Continuaremos a sê-lo caso nossa escolha seja pela manutenção de grileiros, de criminosos travestidos de madeireiros e de garimpeiros ou por qualquer outro cidadão ou segmento que aja ao arrepio da lei. Que venham quente, pois estamos fervendo. Fora aqueles que apostam no quanto pior melhor, o povo que segue normas e que respeita regras decidiu que não aceitará lorotas do tipo promessas impossíveis ou mentiras espalhadas por meio de panfletos apócrifos atacando ou ameaçando este ou aquele candidato. É tolerância zero contra as fake news. A primeira tacada em nome da legalidade foi a decisão do YouTube vetando ataque às urnas eletrônicas, de modo a reduzir o raio de ação de determinadas candidaturas para veiculação de inverdades.

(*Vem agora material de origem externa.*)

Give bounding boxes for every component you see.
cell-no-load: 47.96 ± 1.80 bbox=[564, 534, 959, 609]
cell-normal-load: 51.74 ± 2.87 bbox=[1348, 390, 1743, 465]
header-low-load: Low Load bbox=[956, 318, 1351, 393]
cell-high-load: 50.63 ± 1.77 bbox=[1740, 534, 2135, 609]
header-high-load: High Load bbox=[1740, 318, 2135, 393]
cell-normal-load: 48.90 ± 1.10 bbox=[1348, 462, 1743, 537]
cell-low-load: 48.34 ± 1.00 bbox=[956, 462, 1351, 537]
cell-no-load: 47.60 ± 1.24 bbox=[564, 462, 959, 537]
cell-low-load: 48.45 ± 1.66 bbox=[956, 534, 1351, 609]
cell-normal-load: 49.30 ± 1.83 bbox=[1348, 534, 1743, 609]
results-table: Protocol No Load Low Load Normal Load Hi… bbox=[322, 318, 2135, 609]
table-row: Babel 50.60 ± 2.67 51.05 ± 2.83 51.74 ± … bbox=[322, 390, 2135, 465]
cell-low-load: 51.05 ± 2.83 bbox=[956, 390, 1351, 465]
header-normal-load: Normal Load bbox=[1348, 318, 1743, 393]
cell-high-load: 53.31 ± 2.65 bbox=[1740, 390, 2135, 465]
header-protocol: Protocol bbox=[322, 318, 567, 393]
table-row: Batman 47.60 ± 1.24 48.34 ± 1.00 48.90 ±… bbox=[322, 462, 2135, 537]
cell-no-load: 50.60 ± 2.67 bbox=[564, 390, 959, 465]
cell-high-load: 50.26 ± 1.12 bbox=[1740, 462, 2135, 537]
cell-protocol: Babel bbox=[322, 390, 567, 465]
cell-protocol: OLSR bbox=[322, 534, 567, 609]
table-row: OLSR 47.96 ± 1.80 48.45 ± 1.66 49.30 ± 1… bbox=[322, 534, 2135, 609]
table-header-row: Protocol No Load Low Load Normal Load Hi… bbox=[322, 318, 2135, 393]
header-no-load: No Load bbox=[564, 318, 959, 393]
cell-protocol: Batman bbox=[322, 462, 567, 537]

Entendemos como justos os planos de um e de outro presidenciável de ganhar essas e as próximas eleições. Injusto é o eleitor, figura principal do espetáculo, participar desse conflito de egos. A atração que está começando é quase circense. O problema é aceitarmos a figuração com o nariz de palhaço. Estejamos prontos para momentos de violência, de terror, de pânico e de deboches. Se é assim que tem de ser, que assim seja. O ideal é separar o joio do trigo e impedir que priorizem interesses particulares. Tudo dependerá do nosso voto. Ainda temos 47 dias para escantearmos a negatividade de nosso entorno e ajudarmos a disseminar a verdade sobre as igrejas evangélicas. Elas não serão fechadas com a vitória de um dos postulantes. Da mesma forma que, em 2018, não haveria distribuição de kit gays para escolas públicas caso Fernando Haddad ganhasse. Não houve tempo hábil de negar a desinformação e deu no que deu: quatro anos perdidos.